I am having some confusion between static final class variable and final instance variable.

Here is the sample code:-

class Foof{
final int size=3;
final int whuffie;

    Foof()
    {
        whuffie=42; 
    }

    public static void main(String [] args){
        Foof obj1 = new Foof();
        Foof obj2 = new Foof();

        obj1.size=53;    //compile time error
        System.out.println(obj1.size);
        obj2.whuffie=45; //compile time error
        System.out.println(obj2.whuffie);
    }
}

Error:-

ankit@stream:/home/Data/JAVA/practice/src/test.com/test-20121031_static_demystified$ javac Foof.java 
Foof.java:14: error: cannot assign a value to final variable size
obj1.size=53;    //compile time error
    ^
Foof.java:16: error: cannot assign a value to final variable whuffie
obj2.whuffie=45;
    ^
2 errors

So my question is, what is the point of having final instance variables if they can't have a different values per different instance. I mean if they have same value for each instance then why don't we declare them as class variable(static final class variable) as this would serve the same purpose and the we don't need to create objects in order to access them.


EDIT -1:-

class Foof{
    final int size=3;
    final int whuffie;

    Foof()
    {
        whuffie=42;
        size = 23;  //compile-time error.
    }

    public static void main(String [] args){
        Foof obj1 = new Foof();
        Foof obj2 = new Foof();

        //obj1.size=53;    
        System.out.println(obj1.size);
        //obj2.whuffie=45; 
        System.out.println(obj2.whuffie);
    }
}

Error:-

Foof.java:8: cannot assign a value to final variable size
size = 23;
^
1 error

According to the error, i can make out that first size is assigned a value =3 during object creation.

Was it helpful?

Solution

So my question is, what is the point of having final instance variables if they can't have a different values per different instance.

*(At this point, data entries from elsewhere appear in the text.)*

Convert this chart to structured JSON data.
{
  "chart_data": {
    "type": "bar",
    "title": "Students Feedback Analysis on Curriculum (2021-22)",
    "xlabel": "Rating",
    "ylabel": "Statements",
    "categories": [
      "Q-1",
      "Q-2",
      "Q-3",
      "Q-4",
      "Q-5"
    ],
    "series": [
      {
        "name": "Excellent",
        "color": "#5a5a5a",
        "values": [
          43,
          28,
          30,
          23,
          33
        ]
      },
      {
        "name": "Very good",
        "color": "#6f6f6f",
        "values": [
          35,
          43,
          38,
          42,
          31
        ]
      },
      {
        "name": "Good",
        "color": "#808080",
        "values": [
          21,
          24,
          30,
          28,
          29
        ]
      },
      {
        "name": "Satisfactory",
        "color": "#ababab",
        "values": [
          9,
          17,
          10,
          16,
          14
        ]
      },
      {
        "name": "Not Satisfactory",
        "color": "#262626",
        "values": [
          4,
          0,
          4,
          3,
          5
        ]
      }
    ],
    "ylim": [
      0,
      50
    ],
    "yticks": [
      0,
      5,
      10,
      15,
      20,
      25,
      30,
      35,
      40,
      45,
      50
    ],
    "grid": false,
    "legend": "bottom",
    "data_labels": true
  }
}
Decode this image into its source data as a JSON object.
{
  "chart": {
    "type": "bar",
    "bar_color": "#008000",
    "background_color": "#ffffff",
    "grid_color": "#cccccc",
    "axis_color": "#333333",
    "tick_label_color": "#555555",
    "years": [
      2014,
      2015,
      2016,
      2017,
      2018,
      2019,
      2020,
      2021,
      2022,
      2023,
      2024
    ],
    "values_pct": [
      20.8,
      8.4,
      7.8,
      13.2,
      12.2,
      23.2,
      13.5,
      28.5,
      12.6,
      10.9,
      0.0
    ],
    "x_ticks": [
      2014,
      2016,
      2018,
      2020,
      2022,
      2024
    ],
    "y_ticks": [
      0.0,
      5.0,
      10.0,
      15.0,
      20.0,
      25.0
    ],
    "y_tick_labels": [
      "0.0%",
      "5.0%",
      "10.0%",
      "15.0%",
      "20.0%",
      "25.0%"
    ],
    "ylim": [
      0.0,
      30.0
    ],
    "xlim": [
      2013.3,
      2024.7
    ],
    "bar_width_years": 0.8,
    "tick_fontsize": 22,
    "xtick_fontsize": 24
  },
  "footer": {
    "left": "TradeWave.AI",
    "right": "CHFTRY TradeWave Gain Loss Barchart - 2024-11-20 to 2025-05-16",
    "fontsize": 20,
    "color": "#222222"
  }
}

They can, but those values can't be changed after creation. You can only assign values to final instance fields within instance variable initializers and constructors, and you must assign values to all instance fields that way.

Note that in your code here:

Foof()
{
    whuffie=42;  //compile time error
}

... the comment is incorrect. That assignment should be perfectly valid.

Final fields are useful for implementing immutability - which helps make it easy to reason about an object. For example, String is immutable, so if you validate a string and then keep a copy of the reference, you know that validation will still be correct later on.

Compare that with java.util.Date, where if you really want to have any faith in validation being useful, you need to create a defensive copy of the Date value and not provide the reference to any other code, in case it changes the underlying instant being represented.

OTHER TIPS

A final is final as soon as you asign a value to it. You can't change it later.

You can't modify a final variable after initializing on declaration or in the constructor(s).

Using the static keyword doesn't make it modifiable. It just means the final variable can be accessed through the class name or instance variable, the variable is still immutable.

Actually static and non static final variable are needs when we are creating any varible as a class specific then will declare it as static and if object level then will declare it as non static variable.

For example, We have a country as a class and and will have two data members of that class like timezone and gravity. we declred both of them as final, but timezone is object specific(timezone of every country is different but same throughout the country) and gravity is class specific(gravity of each country is same as earths gravity) so we are declared gravity as static final.

final variables are typically used to define things that should never change. You can write to it one time and then it is set forever.

You might use this in a constructor to set an ID for an object or something similar.

For final variables you can assign value only once. It is generally used in case where you don't want the values of variables to be changed later in your program.

Static variables only one instance is created per class, irrespective of number of objects of that class you create.